Furthermore, animal studies show that garlic aids in stress reduction and the reduction of anxiety and depression symptoms. More human research is still needed.

13. Tahini

Tahini is a thick spread made from sesame seeds, which are high in L-tryptophan, an essential amino acid.

L-tryptophan is a precursor of dopamine and serotonin, two mood-regulating neurotransmitters. A tryptophan-rich diet can help to improve mood and alleviate depression and anxiety symptoms.

In a four-day study of 25 young adults, a high-tryptophan diet resulted in improved mood, reduced anxiety, and reduced depressive symptoms as compared to a low-tryptophan diet.

Sunflower seeds, no14

Vitamin E is abundant in sunflower seeds. This fat-soluble vitamin is essential for mental health and acts as a strong antioxidant.

Low levels of this nutrient have been linked to depression and mood swings.

Other stress-relieving nutrients found in sunflower seeds include magnesium, manganese, selenium, zinc, B vitamins, and copper.

Broccoli, no15

Broccoli and other cruciferous vegetables are known for their health benefits. A diet high in cruciferous vegetables can reduce your risk of cancer, heart disease, and mental health issues like depression.

Broccoli is one of the most concentrated food sources of certain nutrients, such as magnesium, vitamin C, and folate, that have been shown to help with depressive symptoms.

Sulforaphane, a sulfur compound found in broccoli, has neuroprotective properties and may have relaxing and antidepressant properties.

Furthermore, 1 cup (184 grams) of cooked broccoli contains more than 20% of the daily value (DV) for vitamin B6, which has been linked to a lower risk of anxiety and depression in women.

Chickpeas, no16

Chickpeas are high in magnesium, potassium, B vitamins, zinc, selenium, manganese, and copper, all of which help to relieve stress.

These tasty legumes are also high in L-tryptophan, a required amino acid for the production of mood-regulating neurotransmitters.

Plant-protein-rich diets, such as chickpeas, have been shown to enhance brain health and efficiency in studies.

A study of over 9,000 people found that those who ate a Mediterranean diet rich in plant foods like legumes had a better mood and were less stressed than those who ate a traditional Western diet high in processed foods.
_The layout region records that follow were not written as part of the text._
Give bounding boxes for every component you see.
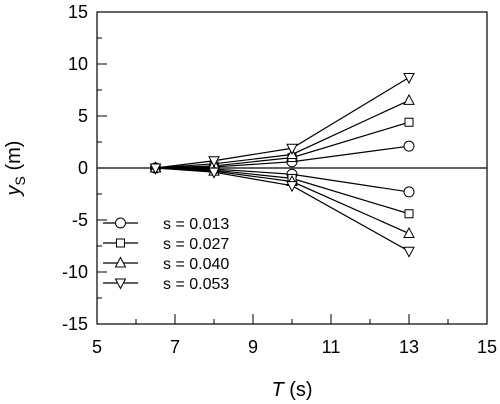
legend-entry: s = 0.040 [103,256,229,273]
y-tick-label: 10 [68,54,88,74]
y-tick-label: 15 [68,2,88,22]
legend-marker-circle [115,217,126,229]
y-axis-unit: (m) [3,141,25,177]
series-line-lower [155,167,410,252]
data-point-triangle-down [208,156,220,168]
x-tick-label: 5 [92,337,102,357]
series-line-upper [155,121,410,169]
series-group [149,73,415,258]
y-axis-subscript: S [12,176,28,185]
axis-ticks: 5 7 9 11 13 15 -15 -10 -5 0 5 10 15 [62,2,497,357]
data-point-circle [403,140,415,152]
data-point-circle [403,186,415,198]
data-point-triangle-down [286,143,298,155]
legend-label: s = 0.013 [163,216,229,233]
series-triangle-down [149,73,415,258]
data-point-square [404,209,414,219]
x-tick-label: 9 [248,337,258,357]
y-tick-label: -10 [62,262,88,282]
x-tick-label: 11 [322,337,341,357]
data-point-triangle-down [149,163,162,175]
data-point-triangle-up [403,226,415,239]
y-tick-label: 0 [78,158,88,178]
y-tick-label: 5 [78,106,88,126]
x-axis-title: T (s) [271,379,312,401]
legend-label: s = 0.040 [163,256,229,273]
legend-label: s = 0.053 [163,276,229,293]
data-point-triangle-down [208,167,220,179]
y-axis-title: yS (m) [3,141,28,198]
x-tick-label: 15 [477,337,497,357]
series-line-lower [155,167,410,215]
x-tick-label: 7 [170,337,180,357]
legend-entry: s = 0.013 [103,216,229,233]
legend-entry: s = 0.053 [103,276,229,293]
data-point-triangle-down [403,246,415,258]
legend-marker-square [116,238,125,248]
data-point-triangle-down [403,73,415,85]
data-point-triangle-down [286,181,298,193]
y-tick-label: -5 [72,210,88,230]
y-axis-variable: y [3,184,25,197]
legend-entry: s = 0.027 [103,236,229,253]
x-axis-variable: T [271,379,285,401]
legend-marker-triangle-down [114,278,127,290]
y-tick-label: -15 [62,314,88,334]
x-tick-label: 13 [399,337,419,357]
legend-marker-triangle-up [114,256,127,268]
legend: s = 0.013 s = 0.027 s = 0.040 s = 0.053 [103,216,229,293]
x-axis-unit: (s) [284,379,313,401]
series-line-upper [155,77,410,169]
data-point-square [404,117,414,127]
series-line-upper [155,99,410,169]
data-point-triangle-up [403,93,415,105]
legend-label: s = 0.027 [163,236,229,253]
plot-frame [96,11,488,325]
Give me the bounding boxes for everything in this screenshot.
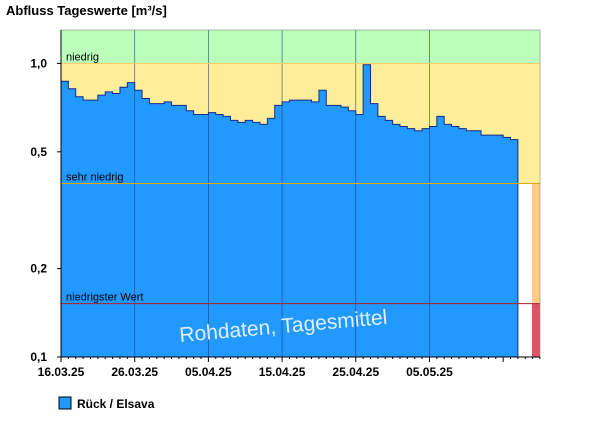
x-tick-label: 05.04.25 [185,365,232,379]
status-strip-upper [532,183,540,304]
y-tick-label: 0,2 [30,262,47,276]
axes: 1,0 0,5 0,2 0,116.03.25 26.03.25 05.04.25 15.0… [30,30,541,379]
threshold-label: niedrigster Wert [66,292,143,304]
chart-title: Abfluss Tageswerte [m³/s] [6,3,167,18]
threshold-label: niedrig [66,51,99,63]
legend-swatch [58,396,72,410]
status-strip-lower [532,303,540,357]
x-tick-label: 25.04.25 [332,365,379,379]
x-tick-label: 15.04.25 [259,365,306,379]
x-tick-label: 26.03.25 [111,365,158,379]
y-tick-label: 0,5 [30,145,47,159]
discharge-area [61,64,518,357]
threshold-label: sehr niedrig [66,171,123,183]
legend: Rück / Elsava [58,396,155,411]
y-tick-label: 0,1 [30,350,47,364]
band-niedrig-top [61,30,540,64]
x-tick-label: 16.03.25 [38,365,85,379]
x-tick-label: 05.05.25 [406,365,453,379]
legend-label: Rück / Elsava [77,397,155,411]
y-tick-label: 1,0 [30,56,47,70]
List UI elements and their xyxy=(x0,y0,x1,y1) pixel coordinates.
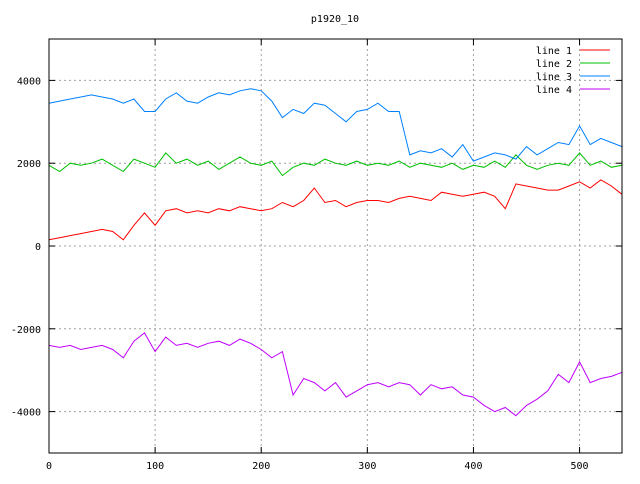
series-line-2 xyxy=(48,152,623,177)
series-line-1 xyxy=(48,179,623,241)
grid xyxy=(49,39,622,453)
x-tick-label: 0 xyxy=(46,461,52,472)
y-tick-label: -2000 xyxy=(11,325,41,336)
chart-title: p1920_10 xyxy=(311,14,359,25)
series-line-3 xyxy=(48,88,623,162)
legend-label: line 2 xyxy=(536,59,572,70)
legend-label: line 4 xyxy=(536,85,572,96)
y-tick-label: -4000 xyxy=(11,408,41,419)
y-tick-label: 4000 xyxy=(17,76,41,87)
axis-ticks: 0 100 200 300 400 500 -4000 -2000 0 2000 4000 xyxy=(11,39,622,472)
legend-label: line 1 xyxy=(536,46,572,57)
legend: line 1 line 2 line 3 line 4 xyxy=(536,46,610,96)
y-tick-label: 2000 xyxy=(17,159,41,170)
x-tick-label: 400 xyxy=(464,461,482,472)
y-tick-label: 0 xyxy=(35,242,41,253)
series-lines xyxy=(48,88,623,417)
x-tick-label: 500 xyxy=(571,461,589,472)
x-tick-label: 200 xyxy=(252,461,270,472)
series-line-4 xyxy=(48,332,623,417)
legend-label: line 3 xyxy=(536,72,572,83)
x-tick-label: 100 xyxy=(146,461,164,472)
plot-frame xyxy=(48,38,623,454)
x-tick-label: 300 xyxy=(358,461,376,472)
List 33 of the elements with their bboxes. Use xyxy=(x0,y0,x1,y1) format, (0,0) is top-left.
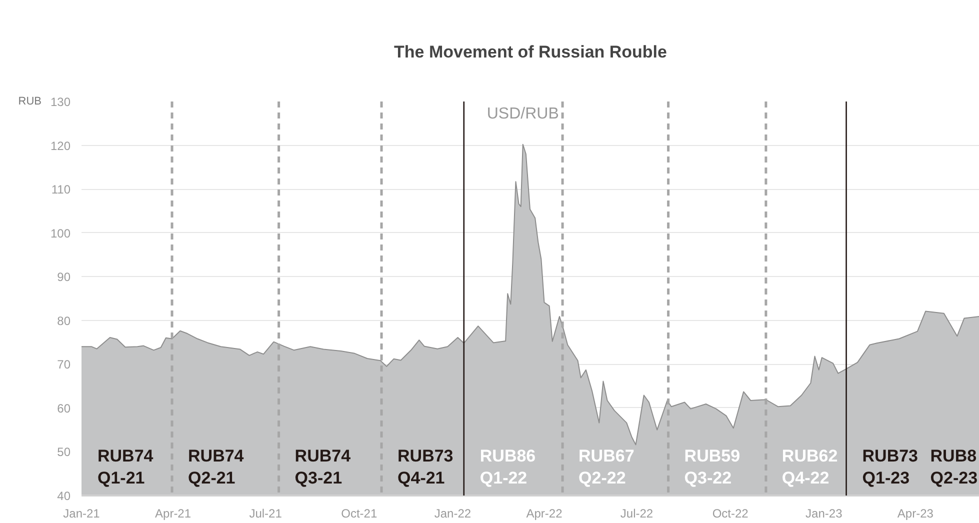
annotation: RUB74 Q3-21 xyxy=(294,446,352,488)
annotation: RUB74 Q1-21 xyxy=(98,446,154,488)
annotation: RUB74 Q2-21 xyxy=(188,446,244,488)
y-tick-label: 100 xyxy=(50,226,71,240)
x-tick-label: Jan-23 xyxy=(806,506,843,520)
x-tick-label: Oct-21 xyxy=(341,506,378,520)
y-tick-label: 60 xyxy=(57,401,71,416)
x-tick-label: Jan-22 xyxy=(434,506,472,520)
y-tick-label: 80 xyxy=(57,314,71,328)
y-axis-title: RUB xyxy=(18,96,42,108)
y-tick-label: 40 xyxy=(57,489,71,503)
y-tick-label: 50 xyxy=(57,445,71,460)
x-tick-label: Apr-23 xyxy=(897,506,934,520)
annotation: RUB8 Q2-23 xyxy=(930,446,978,488)
y-tick-label: 130 xyxy=(50,95,71,109)
x-tick-label: Jul-21 xyxy=(249,506,282,520)
x-tick-label: Apr-22 xyxy=(526,506,563,520)
x-tick-label: Jan-21 xyxy=(63,506,100,520)
chart-title: The Movement of Russian Rouble xyxy=(394,42,667,62)
annotation: RUB73 Q4-21 xyxy=(398,446,454,488)
y-tick-label: 70 xyxy=(57,358,71,372)
x-tick-label: Apr-21 xyxy=(155,506,192,520)
x-tick-label: Oct-22 xyxy=(712,506,749,520)
annotation: RUB59 Q3-22 xyxy=(684,446,740,488)
y-tick-label: 90 xyxy=(57,270,71,284)
x-tick-label: Jul-22 xyxy=(620,506,654,520)
annotation: RUB73 Q1-23 xyxy=(862,446,918,488)
annotation: RUB67 Q2-22 xyxy=(578,446,634,488)
series-label: USD/RUB xyxy=(486,106,559,122)
y-tick-label: 120 xyxy=(50,138,71,153)
annotation: RUB86 Q1-22 xyxy=(480,446,536,488)
annotation: RUB62 Q4-22 xyxy=(782,446,838,488)
y-tick-label: 110 xyxy=(51,182,71,197)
Chamomile tea is number seventeen

Chamomile is a medicinal herb that has been used as a natural stress reliever since ancient times. Its tea and extract have been shown to help people sleep better and relieve anxiety and depression symptoms.

An 8-week study found that taking 1.5 grams of chamomile extract decreased salivary cortisol levels and improved depressive symptoms in 45 people with anxiety.

Blueberries, no18

Blueberries have been linked to a variety of health benefits, including a better mood.

Flavonoid antioxidants found in these berries have potent anti-inflammatory and neuroprotective properties. They can aid in the reduction of stress-related inflammation as well as the prevention of stress-related cellular damage.

Furthermore, consuming flavonoid-rich foods like blueberries has been shown to protect against depression and improve mood.

Last but not least

Nutrients found in a variety of foods can help you cope with stress.

Matcha powder, fatty fish, kimchi, garlic, chamomile tea, and broccoli are only a few examples of foods that may aid in weight loss.

To naturally encourage stress relief, try integrating some of these foods and beverages into your diet.